Emotions are riding high, but they come at odd times. Most of the days I am fine with my friends. Maybe I mask it? I don’t know. I break down at odd times, and then feel guilty for breaking down. Nothing’s bad in my life. My husband has a job. My children do not have life-threatening illnesses. We are all healthy, we love one another, we will be taken care of. There is nothing to be afraid of. But still. I get emotional. Sad, scared, not really worried though because I believe that everything will be taken care of, but, well, maybe I do get worried. Worried that the house won’t sell, or worried the kids will get there and they won’t make friends right away, or they’ll be bored.
I break when I tell random people we’re moving for no reason at all. Like I’m OK with my friends who I see all of the time, and then I was at Tukey’s basketball game and he’s playing with all his second grade buddies and I’m video-taping and thinking, “This is the last time he will play basketball with these guys," and then I get sad. I’m sad right now writing that. Or I was at the health club and run into my next door neighbor who is great, but we never see him and I ask him if he had a chance to talk to my husband yet, and he gives me the look so I know he knows we’re moving, and then I just start to cry. And it’s not like I even talk to this guy all this much. I mean he’s a great neighbor, but not one I’m going to miss or keep in contact with. And then, a friend’s mom, who I’ve met once, tells me she knows what’s going on and how stressful it is and that she’s been praying for us, and I lose it then.
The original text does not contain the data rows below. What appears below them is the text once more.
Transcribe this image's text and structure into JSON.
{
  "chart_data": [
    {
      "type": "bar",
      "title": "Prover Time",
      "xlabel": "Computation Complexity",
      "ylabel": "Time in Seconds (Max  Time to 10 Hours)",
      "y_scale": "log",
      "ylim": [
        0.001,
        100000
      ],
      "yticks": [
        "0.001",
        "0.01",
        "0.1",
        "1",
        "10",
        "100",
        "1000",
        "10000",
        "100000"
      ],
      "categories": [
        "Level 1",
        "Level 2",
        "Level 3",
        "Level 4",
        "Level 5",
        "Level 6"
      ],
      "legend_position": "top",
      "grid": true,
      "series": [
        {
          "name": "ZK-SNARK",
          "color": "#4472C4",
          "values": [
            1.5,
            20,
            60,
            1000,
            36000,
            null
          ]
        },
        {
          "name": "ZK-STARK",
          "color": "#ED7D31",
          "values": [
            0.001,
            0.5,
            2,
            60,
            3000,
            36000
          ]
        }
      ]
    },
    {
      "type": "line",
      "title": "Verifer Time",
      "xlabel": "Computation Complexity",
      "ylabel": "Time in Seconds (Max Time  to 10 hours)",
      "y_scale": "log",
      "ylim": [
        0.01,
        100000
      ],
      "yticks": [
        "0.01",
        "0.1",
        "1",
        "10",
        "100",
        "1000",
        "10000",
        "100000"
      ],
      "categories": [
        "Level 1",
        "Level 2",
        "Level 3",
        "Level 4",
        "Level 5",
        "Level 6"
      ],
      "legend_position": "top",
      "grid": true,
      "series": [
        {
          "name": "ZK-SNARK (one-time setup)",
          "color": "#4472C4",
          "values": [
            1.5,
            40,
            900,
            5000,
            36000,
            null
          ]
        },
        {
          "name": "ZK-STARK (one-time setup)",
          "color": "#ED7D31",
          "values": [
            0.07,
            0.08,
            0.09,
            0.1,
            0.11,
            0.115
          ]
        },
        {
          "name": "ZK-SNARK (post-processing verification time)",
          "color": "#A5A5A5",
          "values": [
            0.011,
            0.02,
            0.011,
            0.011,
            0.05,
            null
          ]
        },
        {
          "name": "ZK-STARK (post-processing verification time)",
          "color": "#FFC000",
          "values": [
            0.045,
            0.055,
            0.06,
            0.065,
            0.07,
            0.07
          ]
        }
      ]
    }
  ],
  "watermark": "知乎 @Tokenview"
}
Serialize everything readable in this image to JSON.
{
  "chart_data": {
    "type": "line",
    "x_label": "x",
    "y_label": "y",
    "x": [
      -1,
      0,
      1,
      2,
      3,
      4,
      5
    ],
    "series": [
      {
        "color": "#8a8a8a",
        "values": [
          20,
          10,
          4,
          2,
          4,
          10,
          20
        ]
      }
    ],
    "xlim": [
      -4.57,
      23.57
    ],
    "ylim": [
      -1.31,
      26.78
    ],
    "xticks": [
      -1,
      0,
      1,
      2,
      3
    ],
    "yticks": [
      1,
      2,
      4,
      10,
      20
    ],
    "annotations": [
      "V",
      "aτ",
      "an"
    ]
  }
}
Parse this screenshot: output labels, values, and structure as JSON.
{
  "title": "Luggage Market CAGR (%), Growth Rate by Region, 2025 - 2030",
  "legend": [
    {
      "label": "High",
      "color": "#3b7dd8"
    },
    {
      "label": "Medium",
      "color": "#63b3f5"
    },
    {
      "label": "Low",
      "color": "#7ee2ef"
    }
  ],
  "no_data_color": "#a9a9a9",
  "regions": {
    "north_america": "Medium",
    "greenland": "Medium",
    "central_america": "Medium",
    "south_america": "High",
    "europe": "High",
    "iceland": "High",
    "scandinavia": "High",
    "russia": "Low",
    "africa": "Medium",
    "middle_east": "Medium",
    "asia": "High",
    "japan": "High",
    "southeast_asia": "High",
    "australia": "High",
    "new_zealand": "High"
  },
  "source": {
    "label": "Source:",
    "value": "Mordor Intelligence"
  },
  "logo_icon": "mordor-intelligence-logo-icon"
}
I mean, how awesome is it that this woman, who only knows me because of what my friend tells her, is taking her time to pray for us and what we’re going through? That’s the kind of stuff that makes me cry and feel sad, but it’s also all this kind of stuff that makes you feel loved in the world and not alone too.
The instructor at the health club was talking to me the other day and I was explaining about the move and she asked if I’ve moved much. I told her my story:
Florida from birth to 16, then to Illinois.
Illinois to Philly from the ages of 29 to 35.
Philly to Illinois from 35 to now.
Now I will be moving to Phoenix.
The instructor, Donna, said I was creating a spiritual web. I joked that I was a Spiritual Spider. I have no idea why. Whatever. Ajers just came in and totally interrupted my train of thought and the tears. He asked if I was hormonal and emotional about the move. The kids are being great about this. Every time they see me getting teary, they come over to make sure that I’m OK and just are being great. If it weren’t for their excitement over all of this, well, I don’t know.
The realtor has been here. We are changing out our appliances to all stainless steel in the kitchen. The house should be on the market in about two weeks. We’ve been decluttering like maniacs, and I should probably be popping pills like a crack addict but I’m not.
The day the FOR SALE sign gets pounded into the ground though, all bets are off.